À la clé, une probable amélioration de leur image à l'instar des 21 autres pays européens dotés de ce type d'instance de régulation. Si elle reste élevée, surtout dans les rangs des populistes, la défiance vis-à-vis des médias y est moins prononcée qu'en France, où elle s'est transformée en haine ces derniers mois. Reste à mettre en oeuvre cette nouvelle structure.
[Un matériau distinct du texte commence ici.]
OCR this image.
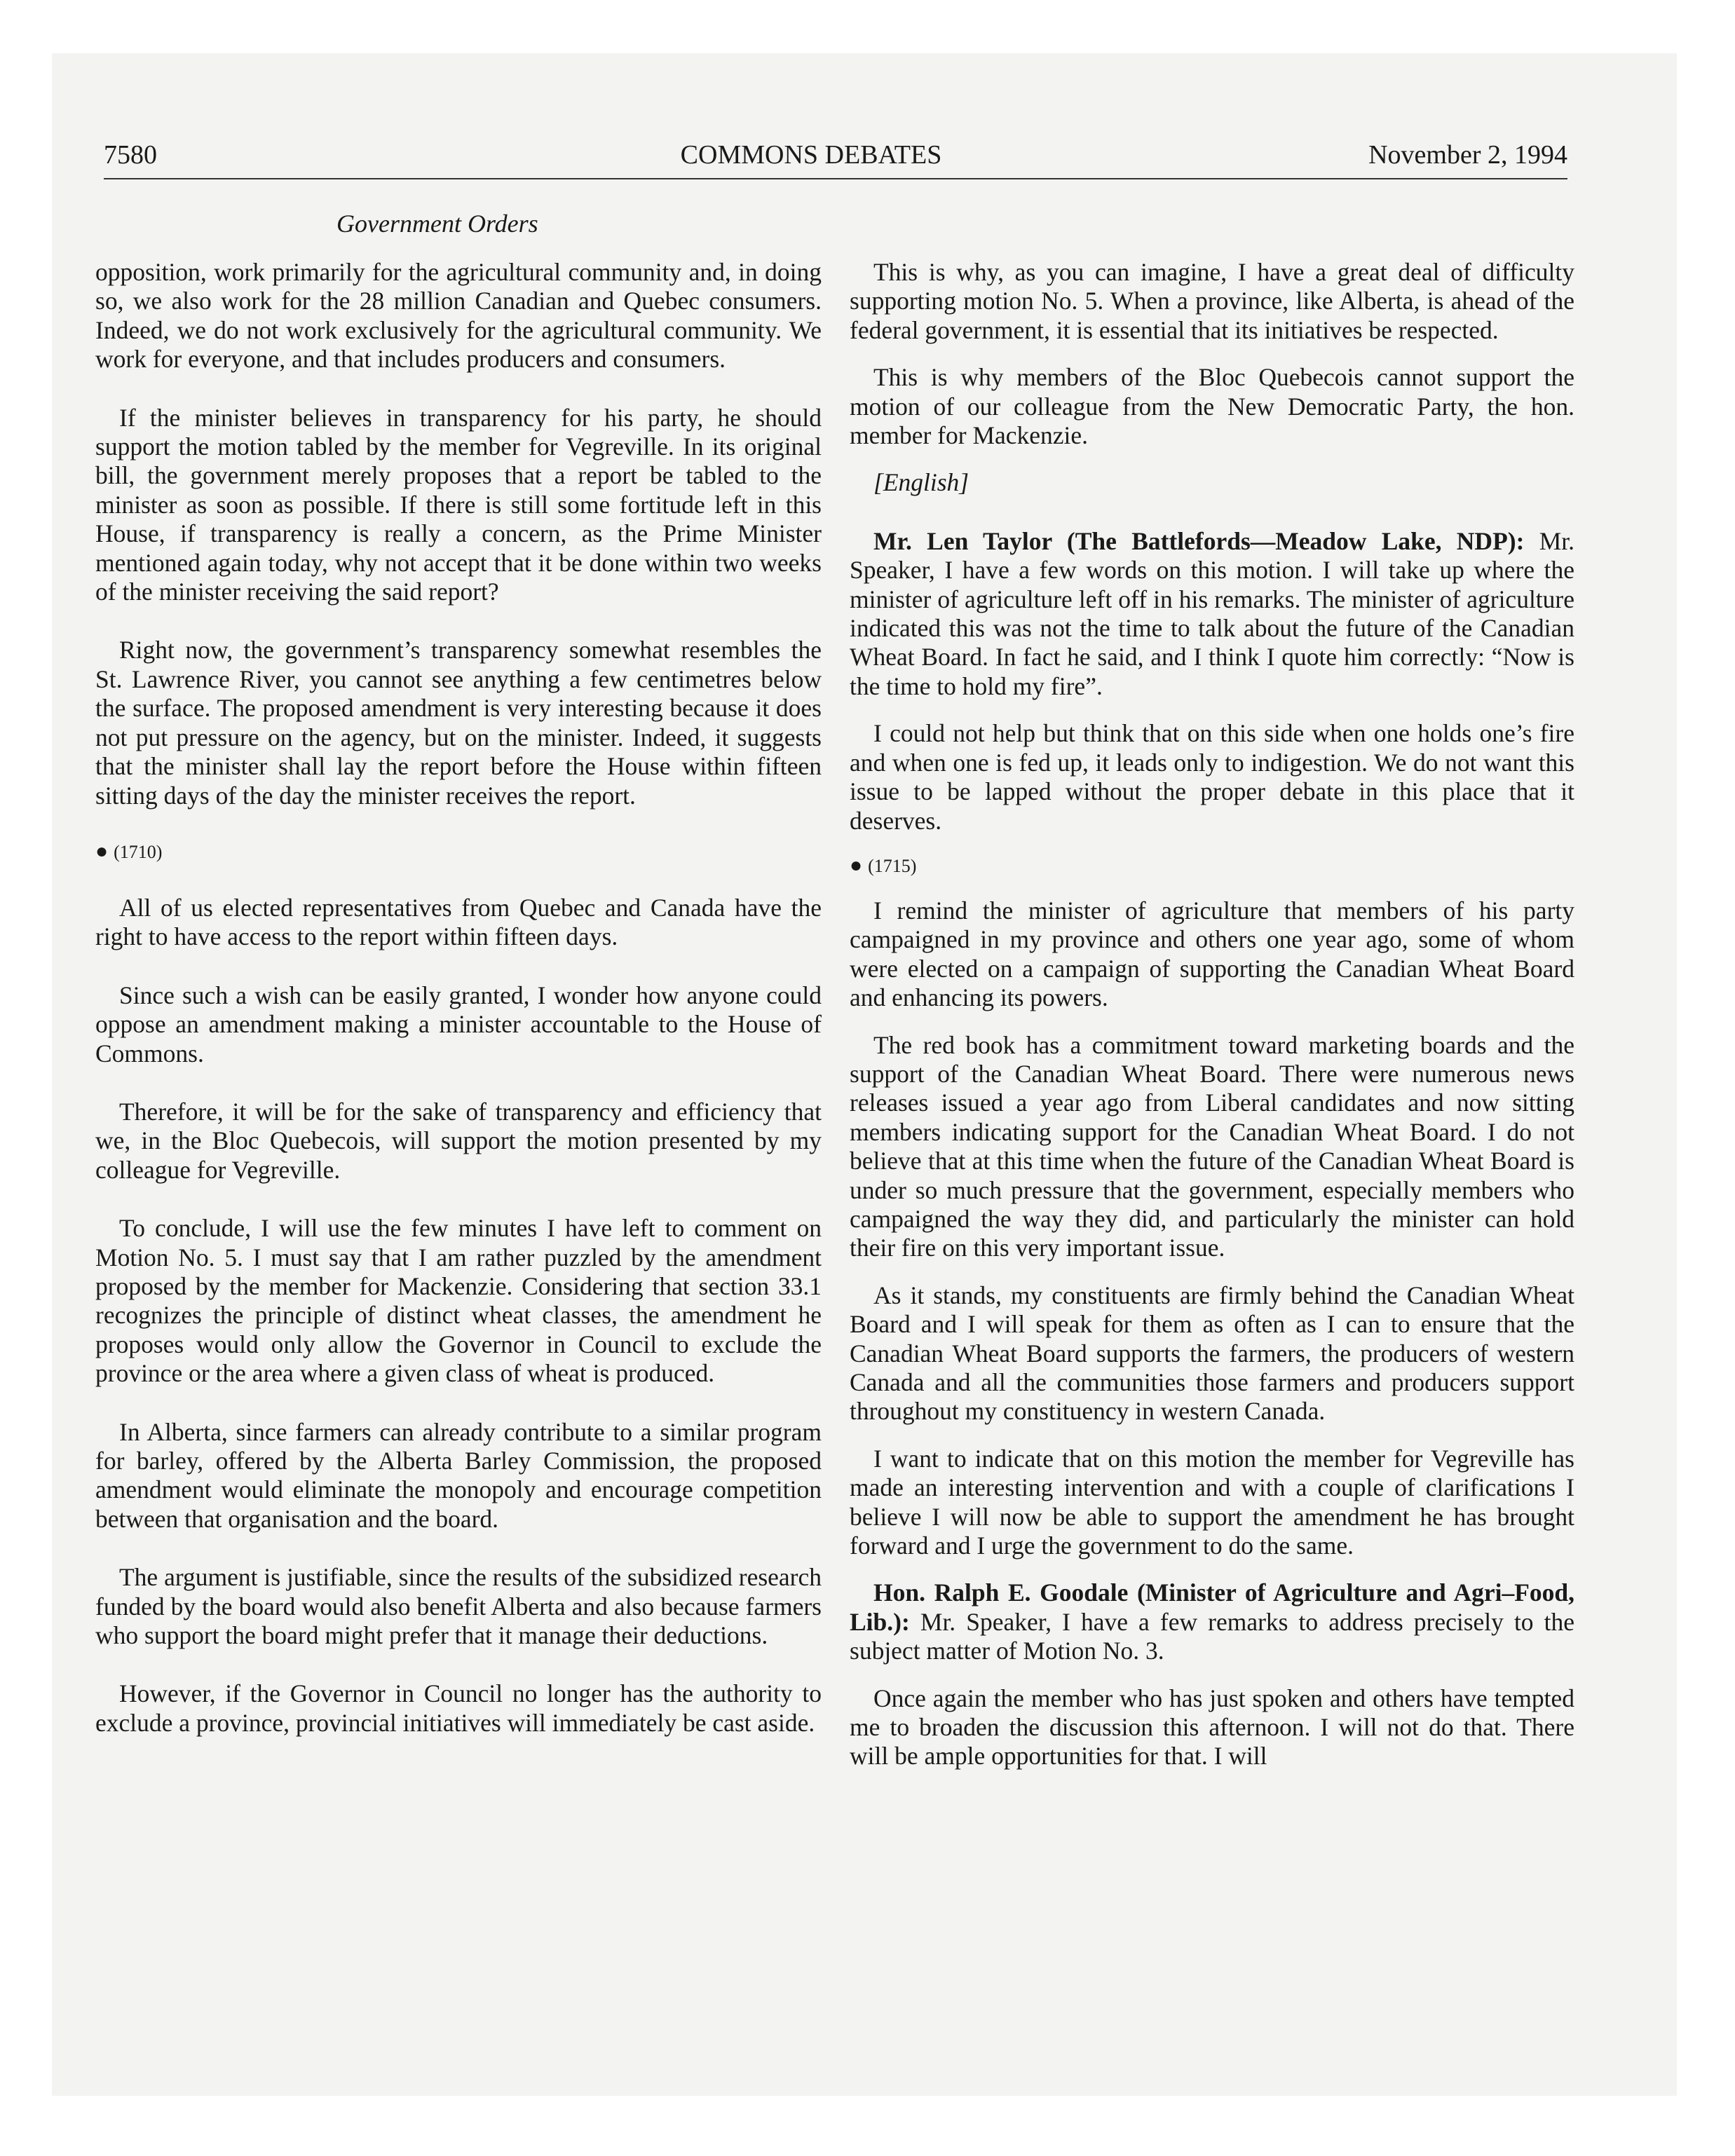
7580	COMMONS DEBATES	November 2, 1994
Government Orders

opposition, work primarily for the agricultural community and, in doing so, we also work for the 28 million Canadian and Quebec consumers. Indeed, we do not work exclusively for the agricultural community. We work for everyone, and that includes producers and consumers.

If the minister believes in transparency for his party, he should support the motion tabled by the member for Vegreville. In its original bill, the government merely proposes that a report be tabled to the minister as soon as possible. If there is still some fortitude left in this House, if transparency is really a concern, as the Prime Minister mentioned again today, why not accept that it be done within two weeks of the minister receiving the said report?

Right now, the government’s transparency somewhat resembles the St. Lawrence River, you cannot see anything a few centimetres below the surface. The proposed amendment is very interesting because it does not put pressure on the agency, but on the minister. Indeed, it suggests that the minister shall lay the report before the House within fifteen sitting days of the day the minister receives the report.

● (1710)

All of us elected representatives from Quebec and Canada have the right to have access to the report within fifteen days.

Since such a wish can be easily granted, I wonder how anyone could oppose an amendment making a minister accountable to the House of Commons.

Therefore, it will be for the sake of transparency and efficiency that we, in the Bloc Quebecois, will support the motion presented by my colleague for Vegreville.

To conclude, I will use the few minutes I have left to comment on Motion No. 5. I must say that I am rather puzzled by the amendment proposed by the member for Mackenzie. Considering that section 33.1 recognizes the principle of distinct wheat classes, the amendment he proposes would only allow the Governor in Council to exclude the province or the area where a given class of wheat is produced.

In Alberta, since farmers can already contribute to a similar program for barley, offered by the Alberta Barley Commission, the proposed amendment would eliminate the monopoly and encourage competition between that organisation and the board.

The argument is justifiable, since the results of the subsidized research funded by the board would also benefit Alberta and also because farmers who support the board might prefer that it manage their deductions.

However, if the Governor in Council no longer has the authority to exclude a province, provincial initiatives will immediately be cast aside.

This is why, as you can imagine, I have a great deal of difficulty supporting motion No. 5. When a province, like Alberta, is ahead of the federal government, it is essential that its initiatives be respected.

This is why members of the Bloc Quebecois cannot support the motion of our colleague from the New Democratic Party, the hon. member for Mackenzie.

[English]

Mr. Len Taylor (The Battlefords—Meadow Lake, NDP): Mr. Speaker, I have a few words on this motion. I will take up where the minister of agriculture left off in his remarks. The minister of agriculture indicated this was not the time to talk about the future of the Canadian Wheat Board. In fact he said, and I think I quote him correctly: “Now is the time to hold my fire”.

I could not help but think that on this side when one holds one’s fire and when one is fed up, it leads only to indigestion. We do not want this issue to be lapped without the proper debate in this place that it deserves.

● (1715)

I remind the minister of agriculture that members of his party campaigned in my province and others one year ago, some of whom were elected on a campaign of supporting the Canadian Wheat Board and enhancing its powers.

The red book has a commitment toward marketing boards and the support of the Canadian Wheat Board. There were numerous news releases issued a year ago from Liberal candidates and now sitting members indicating support for the Canadian Wheat Board. I do not believe that at this time when the future of the Canadian Wheat Board is under so much pressure that the government, especially members who campaigned the way they did, and particularly the minister can hold their fire on this very important issue.

As it stands, my constituents are firmly behind the Canadian Wheat Board and I will speak for them as often as I can to ensure that the Canadian Wheat Board supports the farmers, the producers of western Canada and all the communities those farmers and producers support throughout my constituency in western Canada.

I want to indicate that on this motion the member for Vegreville has made an interesting intervention and with a couple of clarifications I believe I will now be able to support the amendment he has brought forward and I urge the government to do the same.

Hon. Ralph E. Goodale (Minister of Agriculture and Agri–Food, Lib.): Mr. Speaker, I have a few remarks to address precisely to the subject matter of Motion No. 3.

Once again the member who has just spoken and others have tempted me to broaden the discussion this afternoon. I will not do that. There will be ample opportunities for that. I will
Le récent couac de secrétaire d'État au numérique, Cédric O, qui a suggéré de créer un Ordre des journalistes, a démontré, s'il en était besoin, le caractère très sensible de la question dans un contexte de protection de la liberté de l'information.
Pierre à l'édifice de la reconstruction de la confiance dans les médias, l'instauration d'un CDJM ne saurait être suffisante, d'après Jean-Marie Charon. Outre la mise en oeuvre d'un plan Orsec pour l'éducation aux médias, le chercheur préconise la généralisation des expériences de making off au sein des rédactions. À ce travail explicatif sur son fonctionnement interne, le quotidien Libération a ajouté un pan serviciel unique dans la presse avec Checknews. Créé en 2017, ce service doté de neuf journalistes et dirigé par Cédric Mathiot tente de répondre aux questions des lecteurs. Lors de fortes actualités, ces dernières peuvent atteindre un rythme quotidien de 150 par jour. Objectif, faire enfin se croiser deux mondes parallèles qui cohabitent sans communiquer, les pages Facebook individuelles et la presse nationale. Car si les Français ne sont pas tendres avec les médias, ils se montrent encore plus critiques à l'égard des réseaux sociaux : 86 % s'en méfient, dont 44 % qui ne leur font pas du tout confiance selon notre sondage BVA.